Collaborative Research: CDS&E: Learning Convective Heat Transfer from Mass Transfer Visualization

Understanding convective heat transfer is crucial in designing efficient heat exchangers, thermodynamic systems, biochemical fluid transport systems, and geothermal reservoirs. However, directly measuring temperature fields in unsteady and geometrically complex convection systems is often challenging. This project will develop machine learning based heat and mass transfer analogy functions that can approximate the temperature fields in convection systems from observed concentration fields. From simple to complicated flow passages and various flow regimes, this research will investigate the impact of dataset size and quality on learned functions. The educational goal of this project is to cultivate student interest in studying machine learning and advanced flow systems. This project will develop unique hands-on activities for K-12 students and provide research opportunities for undergraduate and graduate students on how to use machine learning for intriguing applications and ways to visualize convection.
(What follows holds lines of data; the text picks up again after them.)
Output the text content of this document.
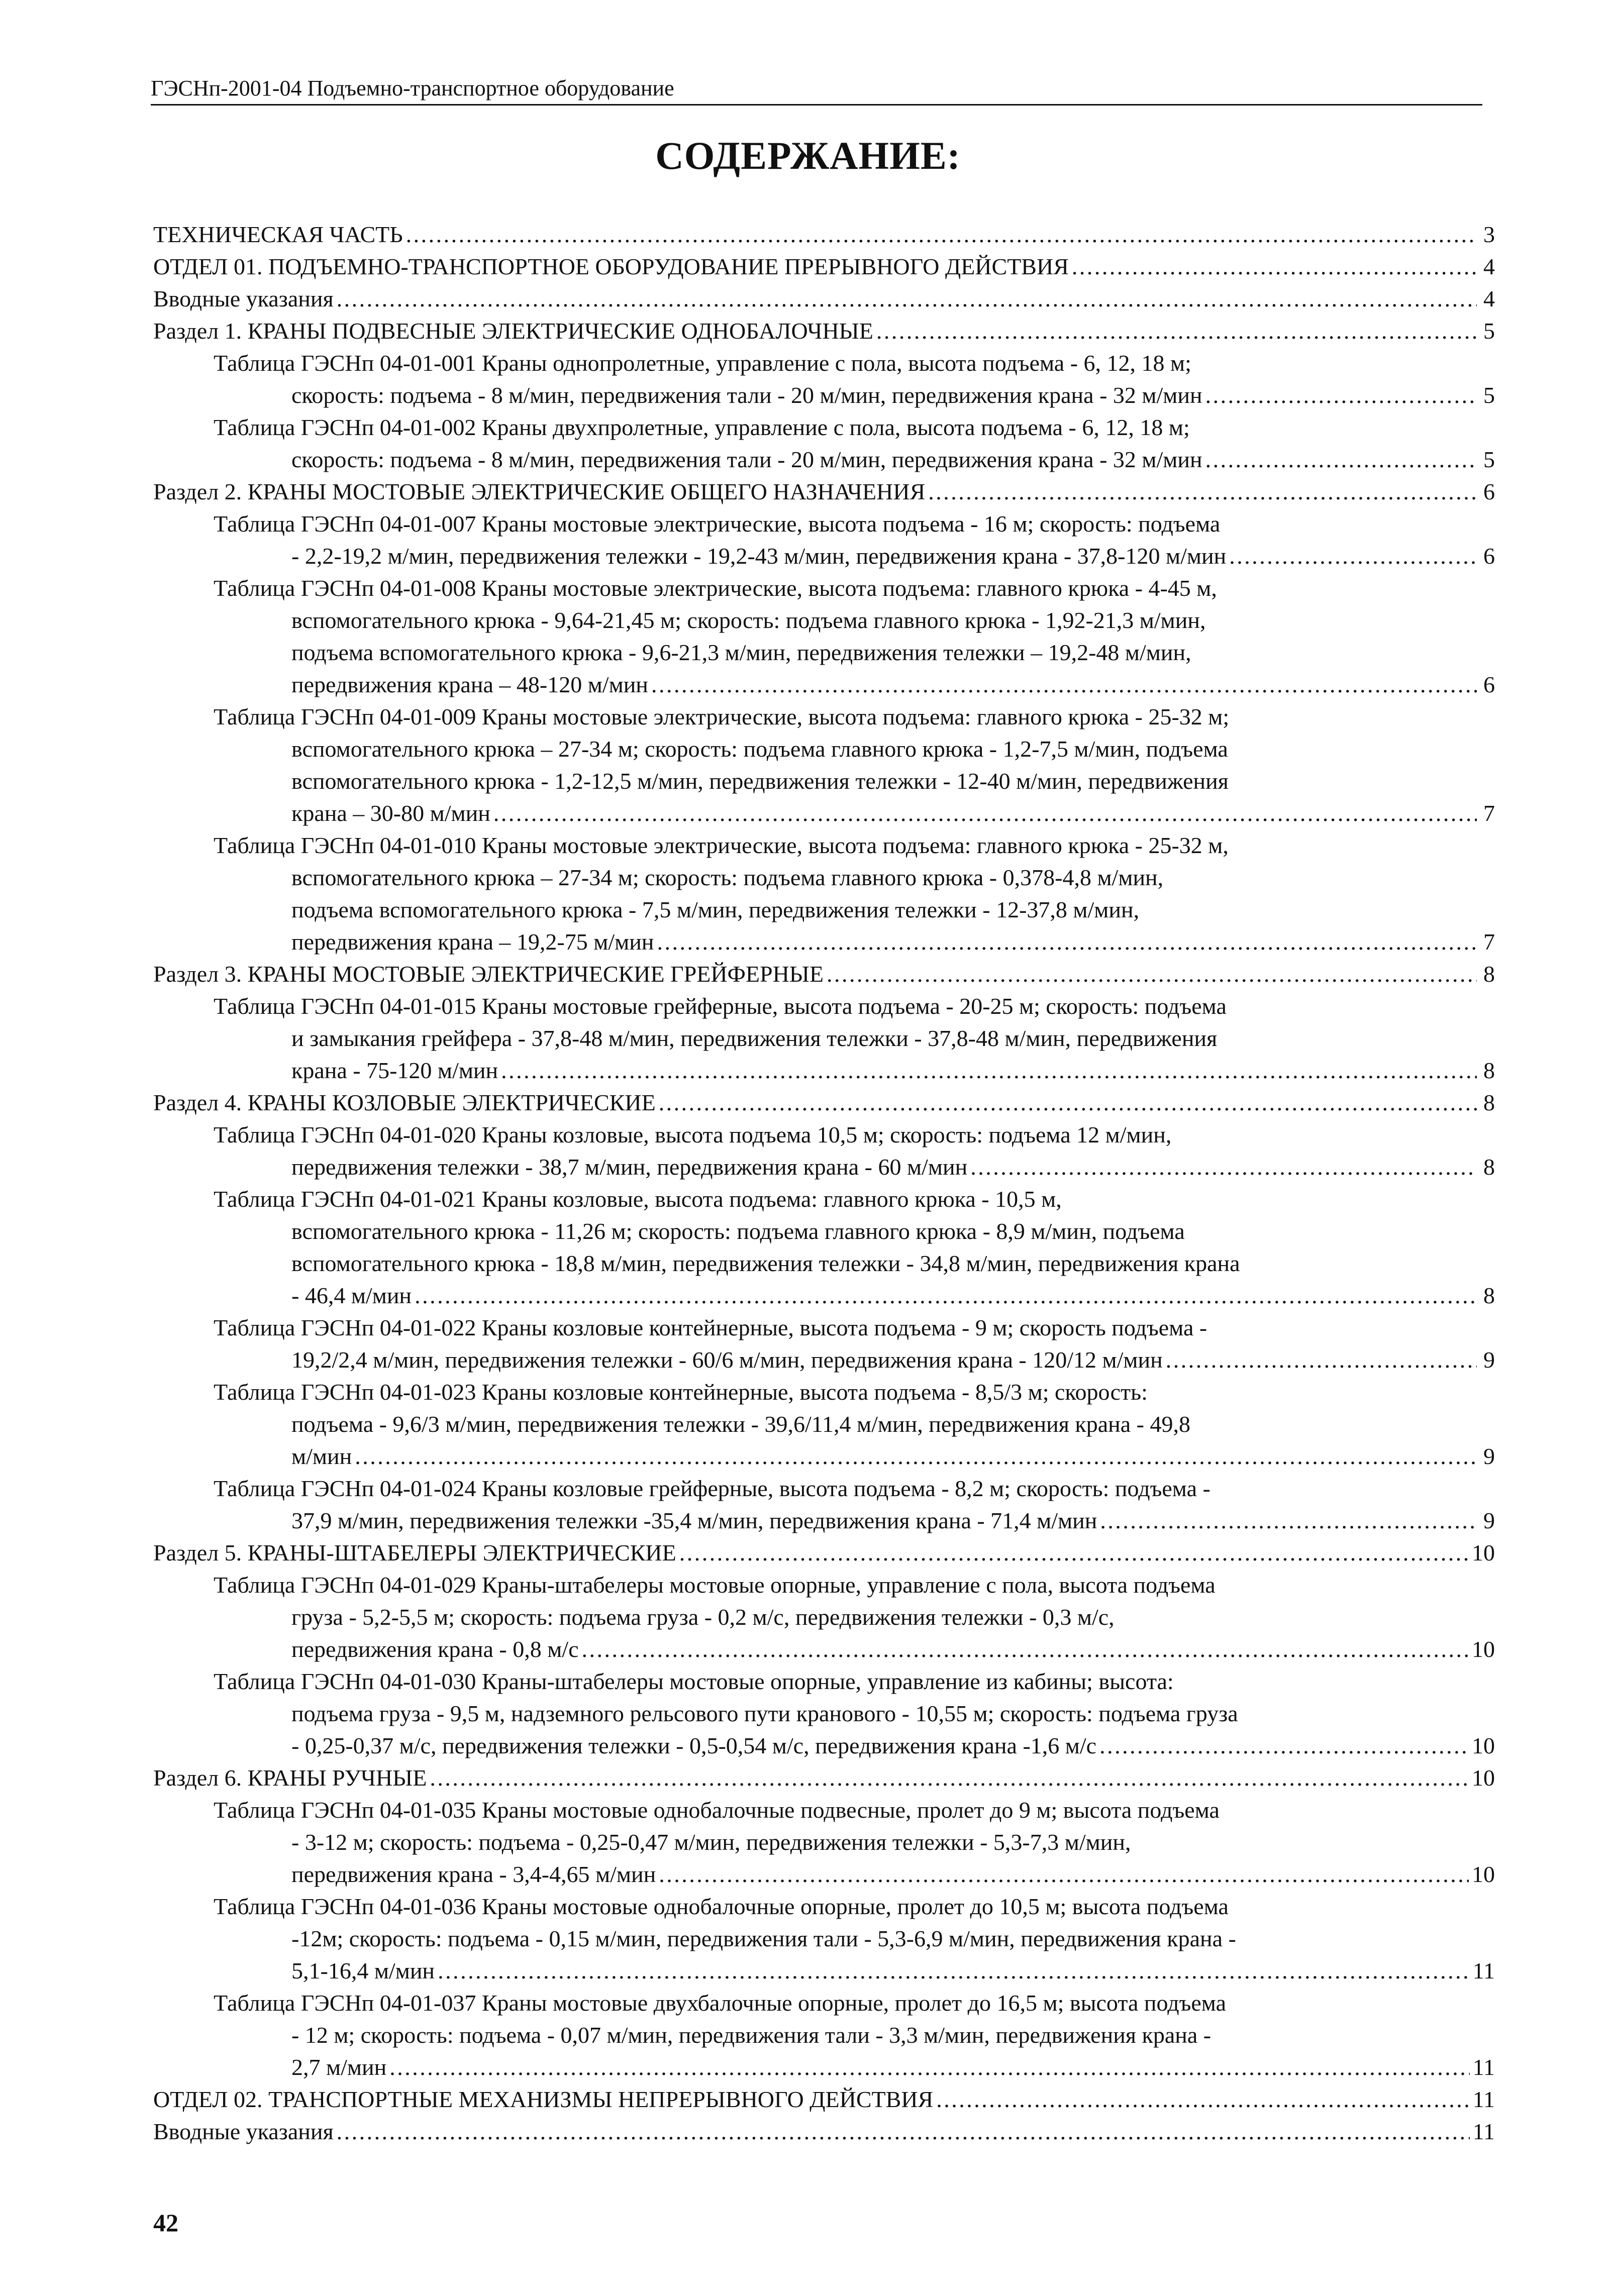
ГЭСНп-2001-04 Подъемно-транспортное оборудование
СОДЕРЖАНИЕ:
ТЕХНИЧЕСКАЯ ЧАСТЬ . . .	3
ОТДЕЛ 01. ПОДЪЕМНО-ТРАНСПОРТНОЕ ОБОРУДОВАНИЕ ПРЕРЫВНОГО ДЕЙСТВИЯ . . .	4
Вводные указания . . .	4
Раздел 1. КРАНЫ ПОДВЕСНЫЕ ЭЛЕКТРИЧЕСКИЕ ОДНОБАЛОЧНЫЕ . . .	5
Таблица ГЭСНп 04-01-001 Краны однопролетные, управление с пола, высота подъема - 6, 12, 18 м;
скорость: подъема - 8 м/мин, передвижения тали - 20 м/мин, передвижения крана - 32 м/мин . . .	5
Таблица ГЭСНп 04-01-002 Краны двухпролетные, управление с пола, высота подъема - 6, 12, 18 м;
скорость: подъема - 8 м/мин, передвижения тали - 20 м/мин, передвижения крана - 32 м/мин . . .	5
Раздел 2. КРАНЫ МОСТОВЫЕ ЭЛЕКТРИЧЕСКИЕ ОБЩЕГО НАЗНАЧЕНИЯ . . .	6
Таблица ГЭСНп 04-01-007 Краны мостовые электрические, высота подъема - 16 м; скорость: подъема
- 2,2-19,2 м/мин, передвижения тележки - 19,2-43 м/мин, передвижения крана - 37,8-120 м/мин . . .	6
Таблица ГЭСНп 04-01-008 Краны мостовые электрические, высота подъема: главного крюка - 4-45 м,
вспомогательного крюка - 9,64-21,45 м; скорость: подъема главного крюка - 1,92-21,3 м/мин,
подъема вспомогательного крюка - 9,6-21,3 м/мин, передвижения тележки – 19,2-48 м/мин,
передвижения крана – 48-120 м/мин . . .	6
Таблица ГЭСНп 04-01-009 Краны мостовые электрические, высота подъема: главного крюка - 25-32 м;
вспомогательного крюка – 27-34 м; скорость: подъема главного крюка - 1,2-7,5 м/мин, подъема
вспомогательного крюка - 1,2-12,5 м/мин, передвижения тележки - 12-40 м/мин, передвижения
крана – 30-80 м/мин . . .	7
Таблица ГЭСНп 04-01-010 Краны мостовые электрические, высота подъема: главного крюка - 25-32 м,
вспомогательного крюка – 27-34 м; скорость: подъема главного крюка - 0,378-4,8 м/мин,
подъема вспомогательного крюка - 7,5 м/мин, передвижения тележки - 12-37,8 м/мин,
передвижения крана – 19,2-75 м/мин . . .	7
Раздел 3. КРАНЫ МОСТОВЫЕ ЭЛЕКТРИЧЕСКИЕ ГРЕЙФЕРНЫЕ . . .	8
Таблица ГЭСНп 04-01-015 Краны мостовые грейферные, высота подъема - 20-25 м; скорость: подъема
и замыкания грейфера - 37,8-48 м/мин, передвижения тележки - 37,8-48 м/мин, передвижения
крана - 75-120 м/мин . . .	8
Раздел 4. КРАНЫ КОЗЛОВЫЕ ЭЛЕКТРИЧЕСКИЕ . . .	8
Таблица ГЭСНп 04-01-020 Краны козловые, высота подъема 10,5 м; скорость: подъема 12 м/мин,
передвижения тележки - 38,7 м/мин, передвижения крана - 60 м/мин . . .	8
Таблица ГЭСНп 04-01-021 Краны козловые, высота подъема: главного крюка - 10,5 м,
вспомогательного крюка - 11,26 м; скорость: подъема главного крюка - 8,9 м/мин, подъема
вспомогательного крюка - 18,8 м/мин, передвижения тележки - 34,8 м/мин, передвижения крана
- 46,4 м/мин . . .	8
Таблица ГЭСНп 04-01-022 Краны козловые контейнерные, высота подъема - 9 м; скорость подъема -
19,2/2,4 м/мин, передвижения тележки - 60/6 м/мин, передвижения крана - 120/12 м/мин . . .	9
Таблица ГЭСНп 04-01-023 Краны козловые контейнерные, высота подъема - 8,5/3 м; скорость:
подъема - 9,6/3 м/мин, передвижения тележки - 39,6/11,4 м/мин, передвижения крана - 49,8
м/мин . . .	9
Таблица ГЭСНп 04-01-024 Краны козловые грейферные, высота подъема - 8,2 м; скорость: подъема -
37,9 м/мин, передвижения тележки -35,4 м/мин, передвижения крана - 71,4 м/мин . . .	9
Раздел 5. КРАНЫ-ШТАБЕЛЕРЫ ЭЛЕКТРИЧЕСКИЕ . . .	10
Таблица ГЭСНп 04-01-029 Краны-штабелеры мостовые опорные, управление с пола, высота подъема
груза - 5,2-5,5 м; скорость: подъема груза - 0,2 м/с, передвижения тележки - 0,3 м/с,
передвижения крана - 0,8 м/с . . .	10
Таблица ГЭСНп 04-01-030 Краны-штабелеры мостовые опорные, управление из кабины; высота:
подъема груза - 9,5 м, надземного рельсового пути кранового - 10,55 м; скорость: подъема груза
- 0,25-0,37 м/с, передвижения тележки - 0,5-0,54 м/с, передвижения крана -1,6 м/с . . .	10
Раздел 6. КРАНЫ РУЧНЫЕ . . .	10
Таблица ГЭСНп 04-01-035 Краны мостовые однобалочные подвесные, пролет до 9 м; высота подъема
- 3-12 м; скорость: подъема - 0,25-0,47 м/мин, передвижения тележки - 5,3-7,3 м/мин,
передвижения крана - 3,4-4,65 м/мин . . .	10
Таблица ГЭСНп 04-01-036 Краны мостовые однобалочные опорные, пролет до 10,5 м; высота подъема
-12м; скорость: подъема - 0,15 м/мин, передвижения тали - 5,3-6,9 м/мин, передвижения крана -
5,1-16,4 м/мин . . .	11
Таблица ГЭСНп 04-01-037 Краны мостовые двухбалочные опорные, пролет до 16,5 м; высота подъема
- 12 м; скорость: подъема - 0,07 м/мин, передвижения тали - 3,3 м/мин, передвижения крана -
2,7 м/мин . . .	11
ОТДЕЛ 02. ТРАНСПОРТНЫЕ МЕХАНИЗМЫ НЕПРЕРЫВНОГО ДЕЙСТВИЯ . . .	11
Вводные указания . . .	11
42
Machine learning-based heat and mass analogy functions will enable spatiotemporally-resolved thermal characterization of thermofluidic devices where direct temperature measurements are extremely challenging. Until recently, heat and mass analogy functions are expressed in mathematical forms mostly derived from simple convection systems. This research aims to overcome the limitations of traditional analogy functions by leveraging the inference ability of machine learning models. Particularly, this project will study how the machine learning models can be used to infer the temperature field from a mass concentration field for laminar mixed convections. Heat and mass transfer analogy has been observed in systems with laminar mixed convection, but the derivation of analogy functions has been challenging due to the unstable and spatially inhomogeneous nature of the flows. Furthermore, this research will elucidate the requirements of datasets, e.g., size and resolution of thermofluidic field information, as well as the capabilities and limitations of the machine learning approach when studying complex thermofluidic phenomena.

This award reflects NSF's statutory mission and has been deemed worthy of support through evaluation using the Foundation's intellectual merit and broader impacts review criteria.